福島県では、かかりつけ医など相談する医療機関に迷う場合や、土日・夜
間などかかりつけ医が休診のときには
  福島県受診・相談センターへ(0120-567-747)24時間OK

 医療機関に受診が必要と判断されたら、マスクを着けて、なるべく公共の交通機関を使わずに病院を受診するようにしましょう。新型コロナは時期や地域によって流行状況が大きく異なります。つまり、発熱や咳のような症状が出現したとしても新型コロナである可能性は、住んでいる地域によって変わってきます。各地域における流行状況は、新規発生患者数・新規発生患者数のうち接触歴不明の患者の割合・PCR検査陽性率を参考にしましょう。

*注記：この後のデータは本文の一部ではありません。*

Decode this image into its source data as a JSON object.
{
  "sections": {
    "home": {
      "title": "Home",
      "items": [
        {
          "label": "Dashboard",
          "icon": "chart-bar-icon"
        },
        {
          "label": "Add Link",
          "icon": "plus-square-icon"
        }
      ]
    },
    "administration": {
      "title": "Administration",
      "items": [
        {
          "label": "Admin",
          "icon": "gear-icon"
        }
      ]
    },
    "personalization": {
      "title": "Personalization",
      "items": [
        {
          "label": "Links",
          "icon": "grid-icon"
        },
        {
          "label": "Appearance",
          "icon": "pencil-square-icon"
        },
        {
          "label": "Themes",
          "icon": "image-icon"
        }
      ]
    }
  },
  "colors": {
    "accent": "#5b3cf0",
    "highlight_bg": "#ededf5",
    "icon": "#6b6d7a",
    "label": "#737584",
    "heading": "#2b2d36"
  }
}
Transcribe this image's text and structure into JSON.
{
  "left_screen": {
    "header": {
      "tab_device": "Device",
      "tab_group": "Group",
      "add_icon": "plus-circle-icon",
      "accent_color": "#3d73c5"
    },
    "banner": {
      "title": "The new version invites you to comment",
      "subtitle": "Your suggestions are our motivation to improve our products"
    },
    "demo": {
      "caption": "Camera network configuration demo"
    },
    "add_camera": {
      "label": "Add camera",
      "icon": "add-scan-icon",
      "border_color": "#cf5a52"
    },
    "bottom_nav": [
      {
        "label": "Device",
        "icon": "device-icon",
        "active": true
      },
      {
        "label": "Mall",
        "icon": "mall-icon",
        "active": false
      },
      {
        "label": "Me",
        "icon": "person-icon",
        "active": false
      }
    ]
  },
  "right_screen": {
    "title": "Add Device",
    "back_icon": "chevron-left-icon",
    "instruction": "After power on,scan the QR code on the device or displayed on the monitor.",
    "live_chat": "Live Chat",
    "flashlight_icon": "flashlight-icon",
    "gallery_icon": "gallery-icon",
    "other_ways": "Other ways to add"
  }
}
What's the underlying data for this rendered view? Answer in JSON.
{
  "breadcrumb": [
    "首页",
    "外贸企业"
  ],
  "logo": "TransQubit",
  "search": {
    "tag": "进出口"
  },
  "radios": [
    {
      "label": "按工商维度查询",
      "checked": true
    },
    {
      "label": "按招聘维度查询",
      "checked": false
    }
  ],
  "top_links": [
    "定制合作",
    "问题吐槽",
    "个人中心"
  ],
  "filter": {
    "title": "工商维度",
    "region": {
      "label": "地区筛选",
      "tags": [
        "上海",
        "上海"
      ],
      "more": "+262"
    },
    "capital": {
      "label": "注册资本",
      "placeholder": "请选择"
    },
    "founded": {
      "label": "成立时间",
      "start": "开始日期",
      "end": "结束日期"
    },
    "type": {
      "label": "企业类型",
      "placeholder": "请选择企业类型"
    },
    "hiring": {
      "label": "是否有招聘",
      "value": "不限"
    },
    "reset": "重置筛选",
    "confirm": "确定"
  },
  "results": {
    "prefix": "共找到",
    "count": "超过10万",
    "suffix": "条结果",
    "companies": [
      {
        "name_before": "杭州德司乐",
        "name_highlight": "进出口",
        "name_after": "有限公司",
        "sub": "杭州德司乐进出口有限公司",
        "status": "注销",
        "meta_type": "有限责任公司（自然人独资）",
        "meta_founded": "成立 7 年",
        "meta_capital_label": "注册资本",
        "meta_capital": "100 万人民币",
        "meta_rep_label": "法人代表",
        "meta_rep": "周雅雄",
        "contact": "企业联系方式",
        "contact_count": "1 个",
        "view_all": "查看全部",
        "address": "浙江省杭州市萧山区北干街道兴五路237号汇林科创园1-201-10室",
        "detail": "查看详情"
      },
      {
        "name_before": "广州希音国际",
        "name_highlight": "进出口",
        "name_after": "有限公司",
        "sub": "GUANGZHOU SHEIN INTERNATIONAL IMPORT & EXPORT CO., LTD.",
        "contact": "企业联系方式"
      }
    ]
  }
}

新規症例報告数がほとんどなく、検査陽性率も低い地域にお住まいの方は、風邪症状が出たとしても、海外渡航歴や接触歴がなければ新型コロナの可能性は高くないでしょう。時期や地域によって、自身が新型コロナに罹る可能性も変わってきますので、お住まいの地域の流行状況をしっかりと把握しておくことが大事です。風邪やインフルエンザのような症状が出現した場合は、個々人が自身の感染リスクと重症化する可能性を考慮した上で、病院を受診するかどうか判断し、迷う場合にはかかりつけ医や前述の相談センターに電話で相談しましょう。また、病院を受診しない場合も、手洗いや咳エチケットなどの予防対策は必要ですし、周囲の人(特に高齢者や持病のある人)にはうつさないような配慮が必要です。新型コロナを広げないためには、手洗い、屋内でのマスク着用、3密回避など新型コロナに注意した生活を続けることが重要です。